5. Difficulty connecting work with strategies and targets

 

Too often, work is pursued because it is important to stakeholders, with alignment to strategy and objectives ‘forced’ as an attempt to justify funding. Effective benefits realization requires a clear and direct connection between strategies, objectives and the work being done to deliver those objectives.  Unless investments contribute to a strategic objective it is impossible to project the expected benefits with any degree of confidence and any attempts to measure actual project benefits will be flawed simply because those benefits don’t align with the work that has been undertaken.

 

6. Inability to re-forecast benefits throughout the investment lifecycle

 

Organizations consistently struggle with the ability to maintain accurate benefit forecasts.  Initial benefit projections are made before any work is carried out and are based on expectations of how the operating environment is going to evolve. It is inevitable that those benefit forecasts will need to be reviewed and updated at regular intervals as the organization learns more about the operating environment and how it is evolving, the actual capabilities of the solution being developed, and the shifting strategic priorities of the business.

 

7. Low maturity tracking and reconciling results

 

The final challenge organizations face comes from the ability to actually measure performance. In many cases there is no ability to determine whether project benefits have come from the work undertaken or whether they would have happened anyway.  Tracking preventive benefits – outcomes that prevent the erosion of revenue or increases in costs – is often inconsistent across products and business areas. And non-financial metrics are often ill-defined, or their measurement is frequently ignored or left to the subjective opinions of just one or two stakeholders.  With no ability to validate non-financial performance, the organization has no ability to manage variances.

 

4 keys to effective outcome management

 

Benefits realization is a critical element of Strategic Portfolio Management which requires these four key considerations:

 

1. Evolve to the right investment approach

 

The traditional, project driven approach to defining investments is never going to support effective benefits realization management.  This is a bottom-up approach used by project managers in an attempt to meet strategy ‘in the middle’ and inevitably results in work being pursued that aligns more to departmental challenges than strategic priorities.  Organizations must evolve from this form of planning and work definition.

 

A product and program-based approach that starts with the top-down strategies and then defines products, programs and value streams directly from those strategic priorities helps ensure that all work is driven from the top, retaining strategic alignment in the process.  Funding is directly tied to strategies and maintain the direct connection between the business need and the work undertaken.

 

Organizations must also commit to an ongoing evolution of this approach, embracing emerging investment planning techniques such as capability-based alignment to further enhance the relationship between strategic purpose, work and outcomes.  Not only does this provide a solid strategic approach to planning, it also forms a foundation for the other considerations below.

 

2. Define and communicate strategies and metrics

 

In order to ensure the strategic priorities of the organization, and the associated investment areas are clearly understood by all stakeholders, and that they drive the right behavior at all levels, it is critical to ensure they are communicated in a way that is easily understood.  There are many ways of doing that, but two of the more common are SMART and OKRs.

 

S.M.A.R.T.

 

SMART is a well-known acronym that stands for:

 

  • Specific – Strategies and business priorities must be well defined and unambiguous.
  • Measurable – There must be specific criteria that establish how progress and performance against each priority will be measured (this is an area that is often missing in organizations).
  • Achievable – While strategies are designed to stretch the organization, it is important that all stakeholders view them as achievable or they will disengage, ensuring failure.
  • Relevant – Each strategy and business priority must be relevant, showing alignment with what the organization is trying to achieve.

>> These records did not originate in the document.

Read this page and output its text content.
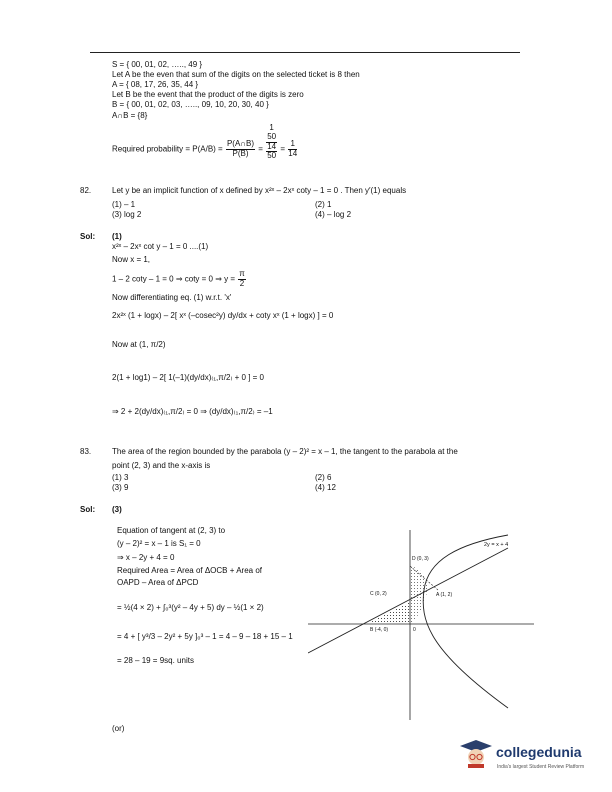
S = { 00, 01, 02, ….., 49 }
Let A be the even that sum of the digits on the selected ticket is 8 then
A = { 08, 17, 26, 35, 44 }
Let B be the event that the product of the digits is zero
B = { 00, 01, 02, 03, ….., 09, 10, 20, 30, 40 }
A∩B = {8}
Required probability = $P(A/B) = \frac{P(A\cap B)}{P(B)}$ =
1
50
14
50
= $\frac{1}{14}$
82.	Let y be an implicit function of x defined by x²ˣ – 2xˣ coty – 1 = 0 . Then y′(1) equals
(1) – 1	(2) 1
(3) log 2	(4) – log 2
Sol: (1)
x²ˣ – 2xˣ cot y – 1 = 0 ....(1)
Now x = 1,
1 – 2 coty – 1 = 0 ⇒ coty = 0 ⇒ $y = \frac{\pi}{2}$
Now differentiating eq. (1) w.r.t. 'x'
2x²ˣ (1 + logx) – 2[ xˣ (–cosec²y) dy/dx + coty xˣ (1 + logx) ] = 0
Now at (1, π/2)
2(1 + log1) – 2[ 1(–1)(dy/dx)₍₁,π/2₎ + 0 ] = 0
⇒ 2 + 2(dy/dx)₍₁,π/2₎ = 0 ⇒ (dy/dx)₍₁,π/2₎ = –1
83.	The area of the region bounded by the parabola (y – 2)² = x – 1, the tangent to the parabola at the
point (2, 3) and the x-axis is
(1) 3	(2) 6
(3) 9	(4) 12
Sol: (3)
Equation of tangent at (2, 3) to
(y – 2)² = x – 1 is S₁ = 0
⇒ x – 2y + 4 = 0
Required Area = Area of ΔOCB + Area of
OAPD – Area of ΔPCD
= ½(4 × 2) + ∫₀³(y² – 4y + 5) dy – ½(1 × 2)
= 4 + [ y³/3 – 2y² + 5y ]₀³ – 1 = 4 – 9 – 18 + 15 – 1
= 28 – 19 = 9sq. units
(or)
2y = x + 4
D (0, 3)
C (0, 2)	A (1, 2)
B (-4, 0)	0
collegedunia
India's largest Student Review Platform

This helps stakeholders understand why the work is being pursued.
  • Timely – Each priority must have a defined start date and an anticipated target date to provide a framework for the investments to perform against.

 

O.K.R.

 

In recent years, a more straightforward approach to communicating strategies has become increasingly popular – OKRs or Objectives and Key Results:

 

  • Objective – What it is that the organization is trying to achieve. It is essential that the objective is clear and unambiguous and it should also have a qualitative target, a target date and be tied directly to actions.  It should also stretch the organization to achieve it without being unreasonable.

 

  • Key Result – Detailing of how performance against the objective will be measured.  Again, it should be quantifiable and achievable while still ambitious. Most objectives should have three to five distinct key results that relate to different measures of performance against that objective.

 

Regardless of the approach an organization decides to take to describe and communicate its strategies, it is essential that all teams understand them and know what they must do to execute work against them.  Additionally, organizations must invest in developing and maintaining a set of standardized measures and key results that can be applied to strategies and objectives as appropriate.

 

Organizations should develop an inventory of such measures, both financial and non-financial, with the appropriate measures assigned to every objective along with a target for each measure.  There should also be allowance for the identification or creation of additional measures by execution teams where necessary that can then be added to the inventory.

 

3. Derive work and assess sufficiency of performance

 

By moving to a program- or product-based investment approach it becomes much easier to define work directly from strategy.  This makes it easier to align individual initiatives with one or more strategic objectives regardless of how those initiatives are structured or which of the tri-modal realities they are delivered through.

 

This also allows investment owners to easily review and update time-phased benefit estimates for each measure or key result, identifying trends and variances that can be escalated for further scenario analysis. This allows the portfolio manager to view the entire portfolio and individual investments to gauge whether the anticipated performance against each key result meets or exceeds target.

 

With that understanding investment plans can be confirmed or adjusted as required and the portfolio manager can proactively address any apparent variances in performance to ensure the overall portfolio meets or exceeds every target for every objective.  At the same time, they can guide project managers and similar functions to address any specific adjustments in individual initiatives to retain alignment and ensure business benefits are delivered.

 

4. Standardize tracking and measurement

 

Benefit estimates can’t be ‘one and done’ efforts that are never revisited after the business case is approved.  Benefits management must be a living process and estimates must be revisited and updated continuously as circumstances change, more is learned and execution proceeds.  There must be an established and standardized process that revisits benefit estimates on a regular calendar cycle, on completion of each phase, or on whatever cadence makes sense for the individual initiative.

 

Benefit estimation and tracking must be flexible enough to adapt to circumstances, and that may require a combination of bottom-up and top-down measurement.  Measurement must be consistent over time for each initiative to ensure effective and accurate tracking and forecasting which in turn will drive the required decision making.

 

Regardless of how work is being delivered, organizations must have tools that provide the ability to consolidate performance against objectives and strategies into consumable dashboards for executives that enable and support funding decisions and adjustments to ensure performance remains optimized.  These must be supported by ongoing planning tools such as strategic roadmaps to assess strategic performance and adjust as needed.

 

Summary

 

Strategies only succeed when they are achieved.  Investments only succeed when project success generates a return.  The ability to successfully define and measure benefits and address anomalies is critical to the success of any organization in order to optimize business value.

 

Yet benefits realization management is an area where many project managers continue to struggle.  Benefits management must be made more effective, it must be integrated with the rest of an organization’s strategic portfolio management approach, and it must be managed with integrated benefits realization management software that provides the insight necessary to deliver results consistently.